O promotor Daniel Higa de Oliveira, responsável pelo caso, impôs sigilo à investigação. No entanto, as denúncias de possíveis irregularidades são uma constante na Câmara Municipal. O vereador Chicão Vianna tem sido uma voz ativa no tema, revelando em sessões plenárias que documentos analisados por ele apresentaram “inconsistências e graves omissões” na arrecadação da tarifa desde 2019.
A tarifa de embarque, fixada em R$ 2,00 em 2015 e reajustada para R$ 3,00 no mesmo ano, tinha como objetivo auxiliar no custeio, manutenção, funcionamento e fiscalização do Terminal Rodoviário da cidade. Conforme detalhado pelo vereador Chicão Vianna, não há qualquer registro de repasse da arrecadação em abril, setembro, outubro, novembro e dezembro de 2019. Mais alarmante, os anos de 2022 e 2023 inteiros não contam com registros de qualquer valor referente à tarifa.
Além dos meses sem registro, o vereador também apontou discrepâncias significativas nos valores arrecadados em anos consecutivos. “Em maio de 2019, por exemplo, a arrecadação foi de R$ 83.997,00. Já em maio de 2020, caiu para R$ 21.216,00, e em maio de 2021 reduziu-se drasticamente para apenas R$ 3.450,00”, exemplificou Vianna.

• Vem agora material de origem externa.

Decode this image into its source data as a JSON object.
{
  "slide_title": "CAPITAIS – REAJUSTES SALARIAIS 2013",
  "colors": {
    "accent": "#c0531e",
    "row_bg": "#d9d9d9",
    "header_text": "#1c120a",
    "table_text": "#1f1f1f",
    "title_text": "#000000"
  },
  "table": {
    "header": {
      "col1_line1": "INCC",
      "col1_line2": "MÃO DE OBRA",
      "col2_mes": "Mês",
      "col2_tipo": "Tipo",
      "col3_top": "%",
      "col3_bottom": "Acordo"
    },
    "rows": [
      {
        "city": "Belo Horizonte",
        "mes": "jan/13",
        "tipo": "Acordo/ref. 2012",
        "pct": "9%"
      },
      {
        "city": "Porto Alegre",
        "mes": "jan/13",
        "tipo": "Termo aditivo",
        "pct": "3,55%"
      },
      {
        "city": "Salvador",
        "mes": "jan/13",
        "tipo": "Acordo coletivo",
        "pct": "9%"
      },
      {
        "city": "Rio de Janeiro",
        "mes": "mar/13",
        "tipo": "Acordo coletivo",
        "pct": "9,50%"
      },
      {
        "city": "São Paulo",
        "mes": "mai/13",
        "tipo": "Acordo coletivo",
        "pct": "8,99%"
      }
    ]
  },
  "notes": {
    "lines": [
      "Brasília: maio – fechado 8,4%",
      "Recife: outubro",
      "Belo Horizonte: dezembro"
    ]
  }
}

Com base na operação regular da empresa Andorinha, que opera na cidade, o potencial de arrecadação diária da tarifa seria de R$ 723,00, totalizando R$ 21.690,00 mensais e R$ 260.280,00 anuais, sem contar o fluxo de outras empresas ou temporadas de pico.
A estimativa do vereador é que, ao considerar a ausência de registro de arrecadação em 58 dos 72 meses avaliados, a prefeitura de Corumbá pode ter deixado de receber uma quantia que ultrapassa R$ 1,2 milhão (R$ 1.258.020,00), mesmo calculando apenas a emissão de passagens regulares por uma única empresa. O inquérito do MPE busca agora esclarecer a responsabilidade por essas omissões e o paradeiro dos recursos.